Тут к герру Мецгеру подходит Вальтер. Шагая неспешно и уверенно, он встает совсем рядом с Фридой. От удивления я не знаю, что и думать.
– Какой ужас, – шепчет Эрна.
– Но что там делает Вальтер?
Эрна качает головой и молчит.
Герр Мецгер, похоже, даже не заметил появления Вальтера. Он поднимает инструмент, который держит в руке, и я вижу, что это кронциркуль. Учитель разводит его ножки перед самым лицом Фриды.
– Глаза у нее посажены слишком близко, – объявляет он. – Явный признак натуры интеллектуально развитой, но ненадежной.
Все молчат. Во рту у меня становится кисло.

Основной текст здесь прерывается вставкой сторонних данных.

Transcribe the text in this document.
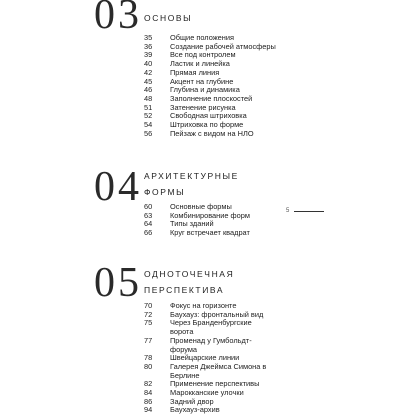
03 ОСНОВЫ
35	Общие положения
36	Создание рабочей атмосферы
39	Все под контролем
40	Ластик и линейка
42	Прямая линия
45	Акцент на глубине
46	Глубина и динамика
48	Заполнение плоскостей
51	Затенение рисунка
52	Свободная штриховка
54	Штриховка по форме
56	Пейзаж с видом на НЛО
04 АРХИТЕКТУРНЫЕ ФОРМЫ
60	Основные формы
63	Комбинирование форм
64	Типы зданий
66	Круг встречает квадрат
5
05 ОДНОТОЧЕЧНАЯ ПЕРСПЕКТИВА
70	Фокус на горизонте
72	Баухауз: фронтальный вид
75	Через Бранденбургские ворота
77	Променад у Гумбольдт-форума
78	Швейцарские линии
80	Галерея Джеймса Симона в Берлине
82	Применение перспективы
84	Марокканские улочки
86	Задний двор
94	Баухауз-архив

– Видите этот огромный, вислый нос? Обратите внимание на его форму – похож на перевернутую девятку. Классический признак еврея.
Герр Мецгер медленно измеряет кронциркулем все лицо Фриды. Губы у нее слишком тонкие. Уши торчат. Завитки волос слишком крутые. По щекам девочки уже текут слезы. Она дрожит. На пол перед ней падает слезинка – сначала одна, потом еще одна.
Вальтер бочком делает еще шаг к Фриде. Рядом с ней, такой явной еврейкой, его совершенная светловолосая и голубоглазая красота особенно бросается в глаза. Я вдруг понимаю, для чего герр Мецгер его вызвал. Чтобы показать контраст между арийцем и еврейкой.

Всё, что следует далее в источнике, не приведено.